Learning a programming language like Python to the point where we become an “expert” at it is a lifetime process. You’ve probably been working with Python for a while now, and you’ve noticed that the code you come up with feels…entry-level. Maybe it’s the way you’re debugging, or how you structure your functions.

After years of reviewing PRs and mentoring adults looking to transition into data science or software engineering, I’ve noticed a few anti-patterns that immediately signal someone’s experience level. I know I’ve done the things I’m about to mention before when I was still getting the hang of Python 😅. The good news is that these tips aren’t about memorizing complex algorithms or design patterns. They’re simple yet practical, everyday habits that make your code more professional and easier to maintain.

1. Print Statements Everywhere → Use Logger Instead

I can spot an entry-level developer from a mile away when I see print statements scattered throughout their code. We’ve all been there, quickly throwing in a print("HERE") to debug something. But print statements vanish the second your script stops running, which means when something breaks in production (and it will), you’ll have a hard time following that code’s trail.

What a Junior Dev Would Do

print("Starting data processing...")
print(f"Processed {count} records")
print("ERROR: Something went wrong!")

Logging is a game-changer. You get severity levels (INFO, WARNING, ERROR), you can write to files, and you can control what gets logged without touching your code. When your pipeline crashes at 3 AM, you’ll actually have the information you need to debug it. And honestly, using logging looks more professional.

How to Level-Up

import logging

logger = logging.getLogger(__name__)

logger.info("Starting data processing...")
logger.info(f"Processed {count} records")
logger.error("Error processing data", exc_info=True)
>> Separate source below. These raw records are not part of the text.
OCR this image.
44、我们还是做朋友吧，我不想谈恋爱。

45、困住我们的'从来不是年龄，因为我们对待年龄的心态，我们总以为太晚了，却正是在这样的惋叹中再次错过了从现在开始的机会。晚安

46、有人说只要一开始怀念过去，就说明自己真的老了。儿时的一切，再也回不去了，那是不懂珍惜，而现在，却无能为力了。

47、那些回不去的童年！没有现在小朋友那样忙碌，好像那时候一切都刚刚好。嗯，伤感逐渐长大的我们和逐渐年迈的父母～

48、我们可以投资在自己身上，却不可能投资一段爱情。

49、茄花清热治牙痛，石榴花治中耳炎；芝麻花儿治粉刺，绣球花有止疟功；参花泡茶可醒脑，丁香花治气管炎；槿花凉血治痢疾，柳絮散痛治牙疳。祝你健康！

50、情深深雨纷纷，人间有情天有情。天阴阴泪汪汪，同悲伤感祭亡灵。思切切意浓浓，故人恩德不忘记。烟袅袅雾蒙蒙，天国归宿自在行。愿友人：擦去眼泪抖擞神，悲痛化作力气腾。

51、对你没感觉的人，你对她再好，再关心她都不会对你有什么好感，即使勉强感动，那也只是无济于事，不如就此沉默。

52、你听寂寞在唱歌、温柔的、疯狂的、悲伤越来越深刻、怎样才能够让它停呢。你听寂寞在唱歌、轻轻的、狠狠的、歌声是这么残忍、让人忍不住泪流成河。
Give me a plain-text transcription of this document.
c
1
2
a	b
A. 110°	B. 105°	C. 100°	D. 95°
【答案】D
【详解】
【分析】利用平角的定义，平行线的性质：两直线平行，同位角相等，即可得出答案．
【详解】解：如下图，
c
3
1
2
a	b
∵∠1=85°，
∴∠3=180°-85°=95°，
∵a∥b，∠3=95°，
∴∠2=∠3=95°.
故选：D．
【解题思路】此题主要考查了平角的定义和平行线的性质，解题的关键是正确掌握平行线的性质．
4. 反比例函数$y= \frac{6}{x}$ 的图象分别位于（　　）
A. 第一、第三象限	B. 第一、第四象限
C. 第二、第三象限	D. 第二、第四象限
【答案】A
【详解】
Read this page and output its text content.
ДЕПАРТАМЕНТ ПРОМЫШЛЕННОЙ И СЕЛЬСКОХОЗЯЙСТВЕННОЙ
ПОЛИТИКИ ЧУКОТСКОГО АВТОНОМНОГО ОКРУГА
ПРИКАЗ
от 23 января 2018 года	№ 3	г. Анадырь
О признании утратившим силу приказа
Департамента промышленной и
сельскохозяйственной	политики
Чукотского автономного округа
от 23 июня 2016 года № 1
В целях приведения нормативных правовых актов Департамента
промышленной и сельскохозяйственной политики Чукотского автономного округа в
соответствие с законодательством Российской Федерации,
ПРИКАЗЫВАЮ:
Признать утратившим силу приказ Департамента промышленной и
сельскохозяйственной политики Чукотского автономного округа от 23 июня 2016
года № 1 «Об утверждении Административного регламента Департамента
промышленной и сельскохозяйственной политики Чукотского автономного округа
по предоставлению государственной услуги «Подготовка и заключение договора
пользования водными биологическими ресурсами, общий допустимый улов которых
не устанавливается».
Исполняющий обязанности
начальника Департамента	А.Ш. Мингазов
ML Pipeline Pro Tip: Logging becomes extremely critical when you’re running ML pipelines in production. Proper logging feeds directly into your observability stack. We use Loki for log aggregation and Grafana for visualizing metrics and it’s been amazing for monitoring our model training and inference pipelines.

Here’s how it works: Loki ingests your structured logs, and then you can query and visualize them in Grafana alongside your metrics from Prometheus. So when your model’s accuracy suddenly drops or your data drift detection fires, you can:

  • Search logs by severity, timestamp, or custom fields
  • Correlate log events with performance metrics
  • Set up alerts based on specific log patterns (like error rate spikes)
  • Trace issues across your entire distributed pipeline

Structured Logging Example

import logging
import json_log_formatter

formatter = json_log_formatter.JSONFormatter()
handler = logging.StreamHandler()
handler.setFormatter(formatter)

logger = logging.getLogger(__name__)
logger.addHandler(handler)
logger.setLevel(logging.INFO)

logger.info("Model training started", extra={
    'model_version': 'v2.1',
    'dataset_size': 10000,
    'batch_size': 32
})

Now Loki can parse these fields and you can query something like “show me all training runs where dataset_size > 5000” or “alert me when error logs mention ‘OutOfMemory’.”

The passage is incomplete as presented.